Bonus tip: if possible, do your workout before you eat. This way you will be exercising in a fasted state, and since you’re in ketosis, you will therefore burn more stored fat.
Here’s a sample starter workout. You can use Google to see detailed descriptions and videos of these movements. Alternate from day to day: do lower body one day, then upper body the next, and repeat. Take at least one day off per week.
Lower body
- Body weight squats. If your knees bother you, don’t squat as low. There are many variations of the basic squat move, like the sumo squat, which may be easier or harder, depending on your knees.
- Straight-leg deadlifts. Use very light weights when you start. I started this with 10 lb. dumbbells and I could barely move the next day!

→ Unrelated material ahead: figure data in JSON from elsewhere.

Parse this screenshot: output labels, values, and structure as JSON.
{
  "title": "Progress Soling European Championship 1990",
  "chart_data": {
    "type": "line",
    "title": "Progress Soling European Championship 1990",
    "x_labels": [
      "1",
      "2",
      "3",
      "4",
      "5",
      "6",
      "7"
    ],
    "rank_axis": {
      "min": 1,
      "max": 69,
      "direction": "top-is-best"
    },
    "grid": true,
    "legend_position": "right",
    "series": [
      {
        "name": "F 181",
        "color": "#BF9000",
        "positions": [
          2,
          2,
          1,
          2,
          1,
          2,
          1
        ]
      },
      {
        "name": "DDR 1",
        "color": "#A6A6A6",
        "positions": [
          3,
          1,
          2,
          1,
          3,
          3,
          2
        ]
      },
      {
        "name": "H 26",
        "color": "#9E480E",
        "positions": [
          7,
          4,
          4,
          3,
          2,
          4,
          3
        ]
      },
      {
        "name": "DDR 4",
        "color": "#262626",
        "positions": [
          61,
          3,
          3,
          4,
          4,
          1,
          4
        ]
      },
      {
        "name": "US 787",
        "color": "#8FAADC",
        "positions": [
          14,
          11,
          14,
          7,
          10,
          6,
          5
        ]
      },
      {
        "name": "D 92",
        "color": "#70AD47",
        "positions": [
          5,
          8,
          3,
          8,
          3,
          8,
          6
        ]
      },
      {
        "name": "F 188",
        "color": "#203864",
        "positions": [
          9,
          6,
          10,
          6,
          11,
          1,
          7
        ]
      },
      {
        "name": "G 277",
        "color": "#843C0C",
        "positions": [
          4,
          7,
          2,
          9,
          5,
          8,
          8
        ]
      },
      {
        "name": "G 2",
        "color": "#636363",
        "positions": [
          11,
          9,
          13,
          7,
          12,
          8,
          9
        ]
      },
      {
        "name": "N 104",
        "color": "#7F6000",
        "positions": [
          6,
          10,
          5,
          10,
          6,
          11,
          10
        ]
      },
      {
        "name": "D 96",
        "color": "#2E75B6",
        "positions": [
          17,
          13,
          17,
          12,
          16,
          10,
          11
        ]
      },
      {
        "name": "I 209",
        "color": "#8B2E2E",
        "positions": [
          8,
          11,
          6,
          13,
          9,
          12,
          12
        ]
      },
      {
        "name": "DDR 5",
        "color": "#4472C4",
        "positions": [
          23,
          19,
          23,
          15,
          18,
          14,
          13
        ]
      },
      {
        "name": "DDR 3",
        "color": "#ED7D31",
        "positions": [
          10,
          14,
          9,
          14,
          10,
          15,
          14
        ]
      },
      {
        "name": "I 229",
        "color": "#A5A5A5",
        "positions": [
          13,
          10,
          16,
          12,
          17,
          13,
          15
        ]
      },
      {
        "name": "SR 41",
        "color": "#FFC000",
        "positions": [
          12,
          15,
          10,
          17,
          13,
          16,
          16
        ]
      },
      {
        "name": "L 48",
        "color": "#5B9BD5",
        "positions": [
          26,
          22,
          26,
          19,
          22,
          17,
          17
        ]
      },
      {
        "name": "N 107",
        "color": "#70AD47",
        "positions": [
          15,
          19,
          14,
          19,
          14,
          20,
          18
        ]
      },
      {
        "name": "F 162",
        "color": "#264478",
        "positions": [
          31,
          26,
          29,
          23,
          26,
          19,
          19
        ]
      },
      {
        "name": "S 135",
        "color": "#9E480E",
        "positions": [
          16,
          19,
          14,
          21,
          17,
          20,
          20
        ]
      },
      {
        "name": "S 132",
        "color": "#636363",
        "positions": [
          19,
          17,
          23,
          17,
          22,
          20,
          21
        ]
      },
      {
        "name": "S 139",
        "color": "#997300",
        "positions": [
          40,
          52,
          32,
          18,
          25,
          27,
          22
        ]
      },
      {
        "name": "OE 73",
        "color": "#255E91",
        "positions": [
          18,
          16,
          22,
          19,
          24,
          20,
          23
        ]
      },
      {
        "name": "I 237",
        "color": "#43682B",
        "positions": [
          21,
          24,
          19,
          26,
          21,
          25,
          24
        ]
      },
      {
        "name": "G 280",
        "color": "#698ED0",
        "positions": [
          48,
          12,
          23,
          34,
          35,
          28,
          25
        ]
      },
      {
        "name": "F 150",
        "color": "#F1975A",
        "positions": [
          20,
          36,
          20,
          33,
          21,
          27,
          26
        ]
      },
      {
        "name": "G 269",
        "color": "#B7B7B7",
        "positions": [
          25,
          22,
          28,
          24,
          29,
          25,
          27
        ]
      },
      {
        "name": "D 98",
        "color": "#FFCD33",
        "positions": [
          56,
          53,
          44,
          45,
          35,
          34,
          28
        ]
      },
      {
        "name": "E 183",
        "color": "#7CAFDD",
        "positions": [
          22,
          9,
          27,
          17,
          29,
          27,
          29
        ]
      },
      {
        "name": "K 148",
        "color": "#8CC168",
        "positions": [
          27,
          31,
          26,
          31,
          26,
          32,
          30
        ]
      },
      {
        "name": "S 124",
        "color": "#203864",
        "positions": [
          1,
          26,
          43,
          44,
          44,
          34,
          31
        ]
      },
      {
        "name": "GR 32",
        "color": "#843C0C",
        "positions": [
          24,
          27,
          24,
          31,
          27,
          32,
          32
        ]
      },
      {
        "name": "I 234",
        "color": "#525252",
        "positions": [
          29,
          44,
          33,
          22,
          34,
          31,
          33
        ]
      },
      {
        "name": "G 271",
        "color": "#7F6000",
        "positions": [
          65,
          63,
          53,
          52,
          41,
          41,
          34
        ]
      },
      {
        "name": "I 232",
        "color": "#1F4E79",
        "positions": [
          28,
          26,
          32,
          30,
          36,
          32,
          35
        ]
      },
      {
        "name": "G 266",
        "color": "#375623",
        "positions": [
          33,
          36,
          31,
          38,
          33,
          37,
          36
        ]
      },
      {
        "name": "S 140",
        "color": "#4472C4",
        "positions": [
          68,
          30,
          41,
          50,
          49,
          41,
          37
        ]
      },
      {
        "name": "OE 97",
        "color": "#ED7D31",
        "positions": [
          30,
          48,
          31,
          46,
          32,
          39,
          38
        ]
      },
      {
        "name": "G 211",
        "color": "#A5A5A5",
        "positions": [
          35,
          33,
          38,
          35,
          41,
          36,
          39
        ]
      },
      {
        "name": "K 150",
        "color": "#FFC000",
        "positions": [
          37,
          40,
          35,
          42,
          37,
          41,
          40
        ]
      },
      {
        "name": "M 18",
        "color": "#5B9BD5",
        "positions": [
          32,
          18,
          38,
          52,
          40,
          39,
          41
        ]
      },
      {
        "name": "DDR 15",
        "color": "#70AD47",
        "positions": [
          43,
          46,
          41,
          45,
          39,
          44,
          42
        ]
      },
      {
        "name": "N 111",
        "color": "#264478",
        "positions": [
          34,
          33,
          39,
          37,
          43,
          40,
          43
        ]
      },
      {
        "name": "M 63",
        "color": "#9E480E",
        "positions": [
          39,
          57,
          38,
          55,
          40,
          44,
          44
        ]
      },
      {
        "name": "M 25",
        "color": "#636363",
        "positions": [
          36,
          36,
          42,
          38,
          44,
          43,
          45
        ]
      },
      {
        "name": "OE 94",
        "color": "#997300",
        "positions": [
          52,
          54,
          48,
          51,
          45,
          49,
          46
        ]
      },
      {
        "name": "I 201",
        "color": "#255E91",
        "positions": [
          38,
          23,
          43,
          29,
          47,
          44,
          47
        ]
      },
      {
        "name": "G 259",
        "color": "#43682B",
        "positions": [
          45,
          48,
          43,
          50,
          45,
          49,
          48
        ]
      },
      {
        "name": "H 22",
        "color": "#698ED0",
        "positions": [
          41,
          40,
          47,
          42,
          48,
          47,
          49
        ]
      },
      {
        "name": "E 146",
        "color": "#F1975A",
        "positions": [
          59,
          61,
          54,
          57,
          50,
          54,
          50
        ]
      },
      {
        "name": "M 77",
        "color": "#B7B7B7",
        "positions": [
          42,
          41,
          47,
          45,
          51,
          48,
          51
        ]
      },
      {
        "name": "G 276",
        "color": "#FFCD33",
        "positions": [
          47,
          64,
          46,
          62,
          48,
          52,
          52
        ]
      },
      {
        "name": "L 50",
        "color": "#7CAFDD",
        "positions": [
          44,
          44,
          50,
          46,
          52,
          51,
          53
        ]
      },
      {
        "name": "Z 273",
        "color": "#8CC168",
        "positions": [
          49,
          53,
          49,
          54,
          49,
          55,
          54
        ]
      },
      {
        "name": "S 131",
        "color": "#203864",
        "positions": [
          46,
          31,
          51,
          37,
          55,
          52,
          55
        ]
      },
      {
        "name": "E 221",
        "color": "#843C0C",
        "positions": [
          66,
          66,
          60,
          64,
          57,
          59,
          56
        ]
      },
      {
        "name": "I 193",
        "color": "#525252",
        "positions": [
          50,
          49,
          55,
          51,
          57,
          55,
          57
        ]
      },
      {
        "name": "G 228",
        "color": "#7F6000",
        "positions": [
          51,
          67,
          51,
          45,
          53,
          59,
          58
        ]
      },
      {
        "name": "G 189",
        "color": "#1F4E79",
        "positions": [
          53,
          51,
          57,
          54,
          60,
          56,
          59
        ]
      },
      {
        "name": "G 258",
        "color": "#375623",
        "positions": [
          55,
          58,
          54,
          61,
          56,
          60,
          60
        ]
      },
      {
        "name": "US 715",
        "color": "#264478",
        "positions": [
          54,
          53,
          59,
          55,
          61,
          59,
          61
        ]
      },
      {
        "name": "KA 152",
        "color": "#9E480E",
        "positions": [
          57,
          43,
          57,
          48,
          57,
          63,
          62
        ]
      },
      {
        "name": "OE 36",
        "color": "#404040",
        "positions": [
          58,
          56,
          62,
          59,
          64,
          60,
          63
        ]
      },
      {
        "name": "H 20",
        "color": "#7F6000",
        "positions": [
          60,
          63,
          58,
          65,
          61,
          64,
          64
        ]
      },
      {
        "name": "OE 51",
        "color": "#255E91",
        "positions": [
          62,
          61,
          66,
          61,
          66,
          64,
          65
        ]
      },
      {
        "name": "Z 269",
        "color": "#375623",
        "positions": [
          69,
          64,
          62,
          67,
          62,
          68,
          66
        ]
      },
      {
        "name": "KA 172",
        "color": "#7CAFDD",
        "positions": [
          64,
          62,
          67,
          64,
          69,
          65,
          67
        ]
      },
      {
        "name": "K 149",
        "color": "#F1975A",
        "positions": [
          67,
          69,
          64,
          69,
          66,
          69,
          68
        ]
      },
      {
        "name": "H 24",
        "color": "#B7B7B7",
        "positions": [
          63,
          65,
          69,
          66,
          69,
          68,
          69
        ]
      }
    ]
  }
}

- Calf raises (body weight to start)
- Crunches
Upper body
- Rowing machine or bent-over row (dumbbell or barbell); or lat pulldowns.
- Bench press or pushup. If pushups are too difficult starting out, try doing a pushup with your knees on the floor, instead of your toes. Pushups are great because they engage the entire front of your body, especially your abs.
- Shoulder press
- Bicep curls
- Tricep extensions
There are many variations of the exercises I listed above. Pick one and stick with it for at least two weeks. Try other variations, such as: switching from a machine shoulder press to dumbbells; changing your grip on the bar, and so on. This sample workout covers all the muscles in your body. Notice how the exercises start with large muscles or multiple muscle groups (like your back and arms for rowing and pulldowns, or your legs and lower back for squats); and then progress to smaller muscles (like squats or calf raises)
Remember to drink lots of water and get as much sleep as you can. You may also want to increase the amount of protein you consume, but only slightly, as too much protein can knock you out of ketosis.